Given a regular language $L$ over $\Sigma:=\{1,2,3\}$, is $Sort(L)$ context-free?

Question

Given an ordered alphabet $\Sigma$, denote $Sort(w)$ the word obtained from $w$ when ordering the characters of $w$ ascending. For a language $L$, define $Sort(L):=\{Sort(w) | w \in L \}$.

Let $L$ be a regular language over $\Sigma:=\{1,2,3\}$. is $Sort(L)$ context-free?

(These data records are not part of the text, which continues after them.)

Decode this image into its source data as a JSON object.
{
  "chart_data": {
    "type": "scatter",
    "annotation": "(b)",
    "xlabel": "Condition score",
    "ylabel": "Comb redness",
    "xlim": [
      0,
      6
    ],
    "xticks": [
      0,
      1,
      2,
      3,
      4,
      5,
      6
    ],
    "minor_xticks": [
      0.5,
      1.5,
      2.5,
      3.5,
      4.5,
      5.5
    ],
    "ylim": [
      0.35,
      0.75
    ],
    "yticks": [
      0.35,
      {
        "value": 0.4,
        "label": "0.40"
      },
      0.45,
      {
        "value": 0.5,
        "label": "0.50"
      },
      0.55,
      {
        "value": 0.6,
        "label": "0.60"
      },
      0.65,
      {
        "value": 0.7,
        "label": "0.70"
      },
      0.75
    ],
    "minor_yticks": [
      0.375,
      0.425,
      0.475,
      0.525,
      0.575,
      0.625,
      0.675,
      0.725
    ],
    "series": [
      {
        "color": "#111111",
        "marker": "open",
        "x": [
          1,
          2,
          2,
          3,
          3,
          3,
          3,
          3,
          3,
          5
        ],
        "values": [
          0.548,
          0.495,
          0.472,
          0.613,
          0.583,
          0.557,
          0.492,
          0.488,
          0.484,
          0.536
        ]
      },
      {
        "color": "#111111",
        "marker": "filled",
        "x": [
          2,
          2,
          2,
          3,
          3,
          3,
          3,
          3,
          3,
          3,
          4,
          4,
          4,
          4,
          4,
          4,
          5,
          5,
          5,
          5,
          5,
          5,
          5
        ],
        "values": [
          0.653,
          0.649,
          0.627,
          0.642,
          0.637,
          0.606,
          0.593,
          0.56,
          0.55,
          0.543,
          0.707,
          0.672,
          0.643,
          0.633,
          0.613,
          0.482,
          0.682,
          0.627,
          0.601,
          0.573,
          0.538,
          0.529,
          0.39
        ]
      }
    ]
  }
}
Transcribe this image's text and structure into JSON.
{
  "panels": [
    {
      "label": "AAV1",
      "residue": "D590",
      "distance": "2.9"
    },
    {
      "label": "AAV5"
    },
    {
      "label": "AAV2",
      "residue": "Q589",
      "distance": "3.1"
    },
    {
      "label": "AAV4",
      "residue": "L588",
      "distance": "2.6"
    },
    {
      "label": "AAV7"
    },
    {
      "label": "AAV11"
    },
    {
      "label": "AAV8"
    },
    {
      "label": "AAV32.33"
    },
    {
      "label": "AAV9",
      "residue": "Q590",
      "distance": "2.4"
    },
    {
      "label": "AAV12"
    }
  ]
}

I understand why it is important that $|\Sigma| \leq 2$ (otherwise, we can construct a counter-example using the pumping lemma), but I'm not sure about $\Sigma:=\{1,2,3\}$. Any clues?

Answer 1

Let $L$ be the regular language $(abc)^*$. Then $Sort(L) = \{a^nb^nc^n \mid n \geqslant 0 \}$ is not context-free.

Answer 2

Posting the answer as a reference for others:

Construct a CFG using a minor change (in bold) to the algorithm that turns a DFA into a CFG:

1. Make a variable $R_i$ for each state $q_i$ of the DFA.
2. Add the rule $R_i \rightarrow \sigma R_j$ to the CFG if there is a DFA transition with a character $\sigma \neq b$ from state Ri to Rj, and a rule $R_i \rightarrow R_j b$ to the CFG if there is a DFA transition with the character b.
3. Add the rule $R_i \rightarrow \epsilon$ if $q_i$ is an accept state.
4. Make $R_0$ the start variable - where $q_0$ is the start state of DFA.

This constructs a CFG for Sort(L). Hence, it is context-free.